Ironically, four of the new entries qualified for inclusion because they had been playing a part in the expansion of the construction sector. Acheson and Glover make a range of components for building, Macnaughton Blair are distributive building suppliers, McAleer and Rushe are major contractors and Cemex (NI) supplies cement products.
The fifth is the now much expanded crisp maker Tayto Group which has grown through an acquisition in England.
There is a new name at the head of the list of large employers: Resource Services Group. It has displaced Tesco into second place. Without criticising the value of extra employment, a feature of note is that in the largest 10 employers, there are now only two with high value-added per employee: Shorts and Quinn Group.

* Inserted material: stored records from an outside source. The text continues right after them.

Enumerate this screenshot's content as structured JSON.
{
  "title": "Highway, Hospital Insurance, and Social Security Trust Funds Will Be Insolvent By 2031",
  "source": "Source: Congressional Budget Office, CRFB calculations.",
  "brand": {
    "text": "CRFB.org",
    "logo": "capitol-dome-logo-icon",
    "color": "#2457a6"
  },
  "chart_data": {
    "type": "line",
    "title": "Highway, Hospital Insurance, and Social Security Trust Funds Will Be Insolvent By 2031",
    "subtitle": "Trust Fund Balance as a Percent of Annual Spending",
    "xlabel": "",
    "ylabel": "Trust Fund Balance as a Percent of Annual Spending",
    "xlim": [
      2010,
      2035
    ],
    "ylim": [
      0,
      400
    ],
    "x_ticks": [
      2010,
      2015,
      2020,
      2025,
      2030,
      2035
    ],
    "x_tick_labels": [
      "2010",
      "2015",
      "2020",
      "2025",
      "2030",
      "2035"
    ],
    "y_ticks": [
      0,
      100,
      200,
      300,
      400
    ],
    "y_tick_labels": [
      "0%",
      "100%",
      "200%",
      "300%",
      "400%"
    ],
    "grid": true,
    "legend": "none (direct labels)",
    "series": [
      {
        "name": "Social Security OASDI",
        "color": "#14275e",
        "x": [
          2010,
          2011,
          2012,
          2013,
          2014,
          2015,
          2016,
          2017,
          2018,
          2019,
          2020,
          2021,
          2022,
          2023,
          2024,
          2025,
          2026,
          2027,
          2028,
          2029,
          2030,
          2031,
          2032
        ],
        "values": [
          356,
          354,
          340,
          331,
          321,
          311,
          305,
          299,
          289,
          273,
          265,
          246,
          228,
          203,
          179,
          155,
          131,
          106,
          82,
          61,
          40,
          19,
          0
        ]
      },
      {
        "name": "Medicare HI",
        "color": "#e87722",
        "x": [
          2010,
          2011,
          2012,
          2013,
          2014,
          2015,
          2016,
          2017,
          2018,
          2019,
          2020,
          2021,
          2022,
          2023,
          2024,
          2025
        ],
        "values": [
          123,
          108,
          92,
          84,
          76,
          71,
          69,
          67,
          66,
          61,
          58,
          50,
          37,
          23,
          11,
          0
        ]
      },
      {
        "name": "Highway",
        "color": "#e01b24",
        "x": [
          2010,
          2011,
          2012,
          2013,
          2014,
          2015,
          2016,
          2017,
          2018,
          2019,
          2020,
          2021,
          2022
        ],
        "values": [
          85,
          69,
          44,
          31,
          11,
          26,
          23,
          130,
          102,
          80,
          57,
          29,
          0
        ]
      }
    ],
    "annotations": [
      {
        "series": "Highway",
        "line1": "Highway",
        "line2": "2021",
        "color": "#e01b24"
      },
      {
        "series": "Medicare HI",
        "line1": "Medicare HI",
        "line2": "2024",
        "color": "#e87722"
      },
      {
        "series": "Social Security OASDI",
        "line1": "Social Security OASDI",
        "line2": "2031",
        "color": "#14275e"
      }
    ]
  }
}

The recent achievements of the local economy have been employment led. Employment rose faster than in other regions and unemployment fell to new low levels in mid-2008. In the last ten years, there has only been one where total employment fell; 2003. In 2008, these 100 businesses had the biggest employment increase of the decade.
Of the 100 companies, 62 reported an increase in employment and 38 either showed no change or a decrease. That compares with a split of 60 to 40 in 2007. Thirty businesses showed an increase in employment of 10% or more; six reported a decrease of 10% or more.
A useful indication of possible improvements in competitiveness can be seen in the annual changes in overall pre-tax profits. A simple increase in pre-tax profits would not necessarily mean improved competitiveness since, to some extent, inflation and business investment increases would need to be met before the remaining profits reflected competitive gains.
Even against the background of this note of caution, the results, after 2002 and leading up to 2007 were reassuring. The most recent results are less encouraging. Pre-tax profits in 2008 (after excluding the banks, and the huge loss by the Quinn group) only rose by 2.6%. The big gains of the three previous years did not continue.
Profitability effectively fell sharply in 2008 whether measured in absolute terms or as a proportion of turnover.
Even deducting the big exceptional result, a 2.6% increase in profits must have meant much more difficult competitive conditions.
The changing pattern of profitability is illustrated by the analysis of the spread of the changes.
Some 34% of companies either had a bigger loss in 2008 or experienced a fall in total pre-tax profits. Just over 10% of businesses recorded a pre-tax loss. This is almost unchanged on the previous year.
In the list of 100 large companies, 42 are owned by Northern Ireland based principals.